Created in 2013, Newsela is an education technology startup in the form of a news website for students in second through 12th grades. Through partners such as the Associated Press, The Washington Post and The Guardian, it keeps kids abreast of current events while also providing individualized reading lessons.
“I think by using current events in the classroom, those are appealing to students,” said Kristina Chesson, curriculum director for Norwood City Schools.
Articles are written in five different levels of complexity that can be altered with a click of a button. The varied levels allow students in the same class to read the same information tailored to their abilities.

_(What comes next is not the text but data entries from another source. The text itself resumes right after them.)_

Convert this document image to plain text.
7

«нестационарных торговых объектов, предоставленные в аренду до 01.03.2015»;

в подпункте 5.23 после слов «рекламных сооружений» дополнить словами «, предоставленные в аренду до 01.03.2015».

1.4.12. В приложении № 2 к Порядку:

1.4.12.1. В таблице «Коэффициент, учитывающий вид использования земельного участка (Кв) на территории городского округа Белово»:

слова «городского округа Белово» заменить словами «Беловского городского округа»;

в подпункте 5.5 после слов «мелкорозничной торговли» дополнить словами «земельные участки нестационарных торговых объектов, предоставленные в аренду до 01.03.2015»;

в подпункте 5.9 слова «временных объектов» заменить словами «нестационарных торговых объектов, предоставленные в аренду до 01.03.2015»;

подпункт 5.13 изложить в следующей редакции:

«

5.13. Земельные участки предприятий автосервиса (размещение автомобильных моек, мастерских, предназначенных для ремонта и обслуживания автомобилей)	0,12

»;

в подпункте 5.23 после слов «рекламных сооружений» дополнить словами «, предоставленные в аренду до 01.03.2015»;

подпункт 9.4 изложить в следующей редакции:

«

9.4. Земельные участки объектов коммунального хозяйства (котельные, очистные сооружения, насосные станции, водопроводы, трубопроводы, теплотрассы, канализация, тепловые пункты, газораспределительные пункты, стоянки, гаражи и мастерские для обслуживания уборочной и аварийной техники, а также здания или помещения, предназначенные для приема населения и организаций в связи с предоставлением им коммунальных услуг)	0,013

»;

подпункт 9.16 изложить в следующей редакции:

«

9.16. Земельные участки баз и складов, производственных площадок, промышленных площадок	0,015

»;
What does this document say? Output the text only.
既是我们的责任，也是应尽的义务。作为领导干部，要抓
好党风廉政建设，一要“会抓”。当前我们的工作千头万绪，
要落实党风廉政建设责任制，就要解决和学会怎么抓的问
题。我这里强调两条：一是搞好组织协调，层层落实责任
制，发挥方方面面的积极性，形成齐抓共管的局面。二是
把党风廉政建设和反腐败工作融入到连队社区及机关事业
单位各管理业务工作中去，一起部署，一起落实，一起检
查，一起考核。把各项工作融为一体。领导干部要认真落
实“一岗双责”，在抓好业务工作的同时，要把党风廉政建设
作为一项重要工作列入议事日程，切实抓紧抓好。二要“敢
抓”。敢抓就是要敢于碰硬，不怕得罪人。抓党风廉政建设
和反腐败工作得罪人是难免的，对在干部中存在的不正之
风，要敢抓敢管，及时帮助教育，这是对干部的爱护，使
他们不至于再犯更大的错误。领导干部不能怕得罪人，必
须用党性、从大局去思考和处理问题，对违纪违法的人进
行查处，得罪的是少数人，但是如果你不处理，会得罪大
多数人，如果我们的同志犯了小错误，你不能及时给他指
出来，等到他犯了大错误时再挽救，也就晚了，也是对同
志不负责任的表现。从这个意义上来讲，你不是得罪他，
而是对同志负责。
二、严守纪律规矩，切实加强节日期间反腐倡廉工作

“It can kind of help differentiate for that student and get them the things that they need personally to succeed,” said Stacey Jones, who teaches English and journalism at Ross High School.
Designed to align with Common Core, Newsela provides students not only non-fiction reading assignments, but quizzes and writing prompts to test their comprehension.

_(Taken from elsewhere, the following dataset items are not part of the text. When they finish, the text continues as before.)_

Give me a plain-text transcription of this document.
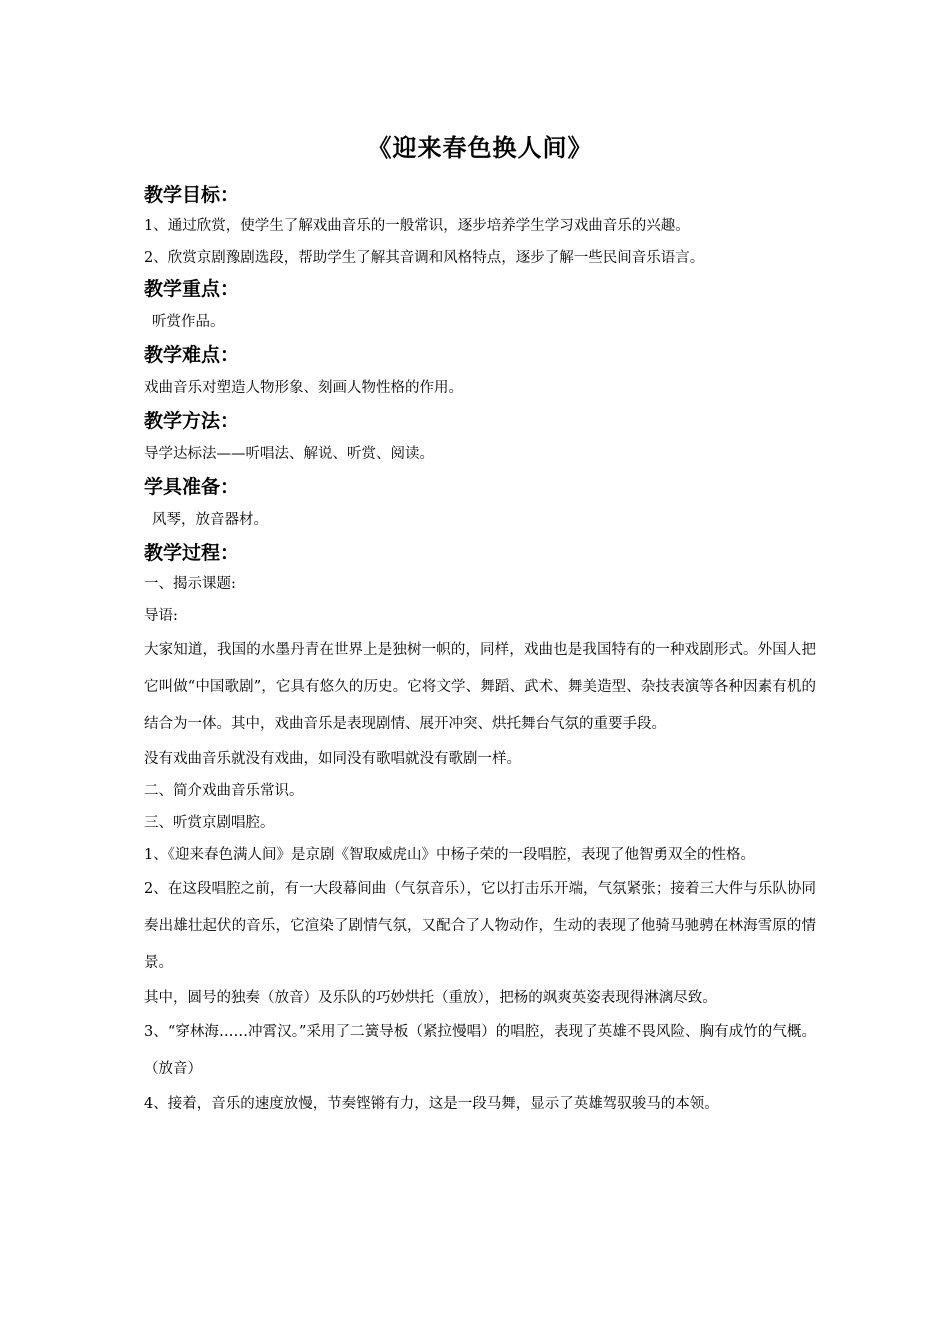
《迎来春色换人间》
教学目标：
1、通过欣赏，使学生了解戏曲音乐的一般常识，逐步培养学生学习戏曲音乐的兴趣。
2、欣赏京剧豫剧选段，帮助学生了解其音调和风格特点，逐步了解一些民间音乐语言。
教学重点：
听赏作品。
教学难点：
戏曲音乐对塑造人物形象、刻画人物性格的作用。
教学方法：
导学达标法——听唱法、解说、听赏、阅读。
学具准备：
风琴，放音器材。
教学过程：
一、揭示课题:
导语:
大家知道，我国的水墨丹青在世界上是独树一帜的，同样，戏曲也是我国特有的一种戏剧形式。外国人把它叫做“中国歌剧”，它具有悠久的历史。它将文学、舞蹈、武术、舞美造型、杂技表演等各种因素有机的结合为一体。其中，戏曲音乐是表现剧情、展开冲突、烘托舞台气氛的重要手段。
没有戏曲音乐就没有戏曲，如同没有歌唱就没有歌剧一样。
二、简介戏曲音乐常识。
三、听赏京剧唱腔。
1、《迎来春色满人间》是京剧《智取威虎山》中杨子荣的一段唱腔，表现了他智勇双全的性格。
2、在这段唱腔之前，有一大段幕间曲（气氛音乐），它以打击乐开端，气氛紧张；接着三大件与乐队协同奏出雄壮起伏的音乐，它渲染了剧情气氛，又配合了人物动作，生动的表现了他骑马驰骋在林海雪原的情景。
其中，圆号的独奏（放音）及乐队的巧妙烘托（重放），把杨的飒爽英姿表现得淋漓尽致。
3、“穿林海……冲霄汉。”采用了二簧导板（紧拉慢唱）的唱腔，表现了英雄不畏风险、胸有成竹的气概。（放音）
4、接着，音乐的速度放慢，节奏铿锵有力，这是一段马舞，显示了英雄驾驭骏马的本领。
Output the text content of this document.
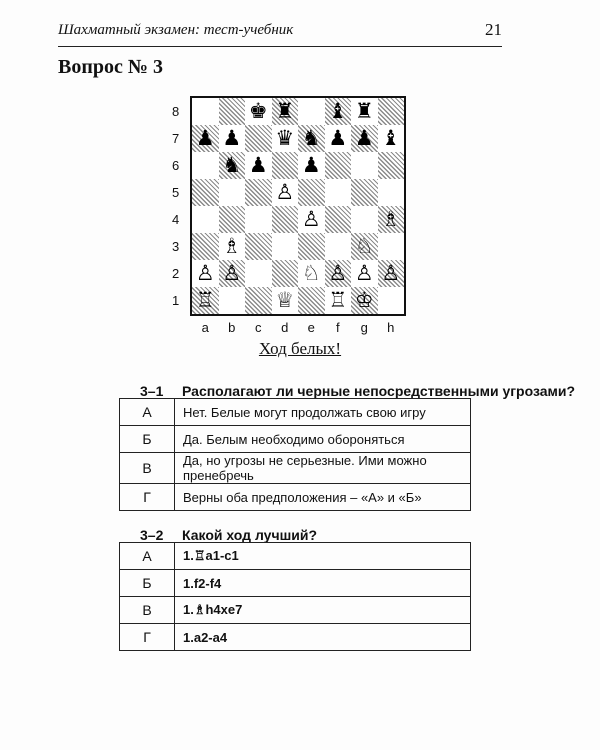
Шахматный экзамен: тест-учебник	21
Вопрос № 3
8
7
6
5
4
3
2
1
♚ ♜ ♝ ♜
♟ ♟ ♛ ♞ ♟ ♟ ♝
♞ ♟ ♟
♙
♙	♗
♗	♘
♙ ♙	♘ ♙ ♙ ♙
♖	♕ ♖ ♔
a	b	c	d	e	f	g	h
Ход белых!
3–1 Располагают ли черные непосредственными угрозами?
А	Нет. Белые могут продолжать свою игру
Б	Да. Белым необходимо обороняться
В	Да, но угрозы не серьезные. Ими можно пренебречь
Г	Верны оба предположения – «А» и «Б»
3–2 Какой ход лучший?
А	1.♖a1-c1
Б	1.f2-f4
В	1.♗h4xe7
Г	1.a2-a4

“According to Ohio curriculum I need to get students not only reading but critically thinking about a text, talking about a text, analyzing a text and then writing about that,” Jones said. “It really offers a lot of test prep as well as meeting those ninth-grade, or whatever-grade standards.”

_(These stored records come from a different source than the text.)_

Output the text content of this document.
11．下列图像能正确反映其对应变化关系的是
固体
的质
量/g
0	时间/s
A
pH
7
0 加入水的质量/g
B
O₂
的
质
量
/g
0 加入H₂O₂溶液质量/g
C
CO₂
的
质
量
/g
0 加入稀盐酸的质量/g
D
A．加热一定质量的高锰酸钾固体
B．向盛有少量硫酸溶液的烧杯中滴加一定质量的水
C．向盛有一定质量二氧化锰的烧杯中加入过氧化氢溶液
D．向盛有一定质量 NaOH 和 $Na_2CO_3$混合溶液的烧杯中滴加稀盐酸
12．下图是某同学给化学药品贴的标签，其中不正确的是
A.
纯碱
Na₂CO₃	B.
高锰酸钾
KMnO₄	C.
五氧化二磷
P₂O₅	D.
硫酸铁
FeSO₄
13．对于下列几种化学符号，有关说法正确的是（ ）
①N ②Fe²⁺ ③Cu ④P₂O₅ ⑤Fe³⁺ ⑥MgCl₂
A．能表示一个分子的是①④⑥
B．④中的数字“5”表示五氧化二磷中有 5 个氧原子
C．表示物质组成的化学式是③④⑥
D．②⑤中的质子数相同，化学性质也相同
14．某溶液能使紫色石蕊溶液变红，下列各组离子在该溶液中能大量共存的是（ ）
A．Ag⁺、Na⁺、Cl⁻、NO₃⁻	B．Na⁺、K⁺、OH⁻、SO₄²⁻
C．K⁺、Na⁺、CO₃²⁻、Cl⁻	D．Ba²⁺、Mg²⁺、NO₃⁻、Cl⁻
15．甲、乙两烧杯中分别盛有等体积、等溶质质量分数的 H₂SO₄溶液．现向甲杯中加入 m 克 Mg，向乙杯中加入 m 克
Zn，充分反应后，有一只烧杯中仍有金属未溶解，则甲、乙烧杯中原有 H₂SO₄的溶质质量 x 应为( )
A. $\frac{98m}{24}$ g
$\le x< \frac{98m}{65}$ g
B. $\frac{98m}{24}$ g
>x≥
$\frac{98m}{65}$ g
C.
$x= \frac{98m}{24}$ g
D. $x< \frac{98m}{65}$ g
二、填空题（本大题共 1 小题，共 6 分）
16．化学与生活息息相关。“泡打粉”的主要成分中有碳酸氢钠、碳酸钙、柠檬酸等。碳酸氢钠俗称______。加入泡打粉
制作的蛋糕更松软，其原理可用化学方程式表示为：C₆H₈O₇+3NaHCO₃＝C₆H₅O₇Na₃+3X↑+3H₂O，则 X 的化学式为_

Giving students a Newsela assignment also allows teachers to take time to work with students one-on-one, without sacrificing learning time for the rest of the class.
“These online digital tools help to ensure productive learning is going on when teachers are working more with a small group of students,” said Natasha Adams, director of curriculum, instruction and assessment for Forest Hills Schools.
While students and teachers can use the website for free, a subscription-based version also is available. In some districts, such as Norwood, teachers independently use the free version. In Mason and Forest Hills, there’s more of a blended approach, with some teachers using the free website and others subscribing. Some districts also have subscriptions for certain buildings or grade levels.
District officials for Hamilton City Schools are considering purchasing a Newsela subscription for secondary students.
Whichever version of Newsela teachers are using, they generally use it as a supplement to regular instruction.
“They weave it in as they go,” Chesson said.
“It’s not a main resource,” Adams added. “It’s supplemental for us.”
Jones used the free version of the website during the 2015-16 school year, but she now takes advantage of the subscription purchased by Ross High School. One benefit to having the subscription is that she now can share assignments with students through accounts that they each have.
Students also can highlight and annotate text on their screens, to identify specific details, like the main idea of an article, she said.
One of the biggest benefits, though, is how it helps students connected with events and information from presidential elections to space exploration and archaeology.
“Getting them thinking them about the real world just beyond an English classroom has been great,” Jones said.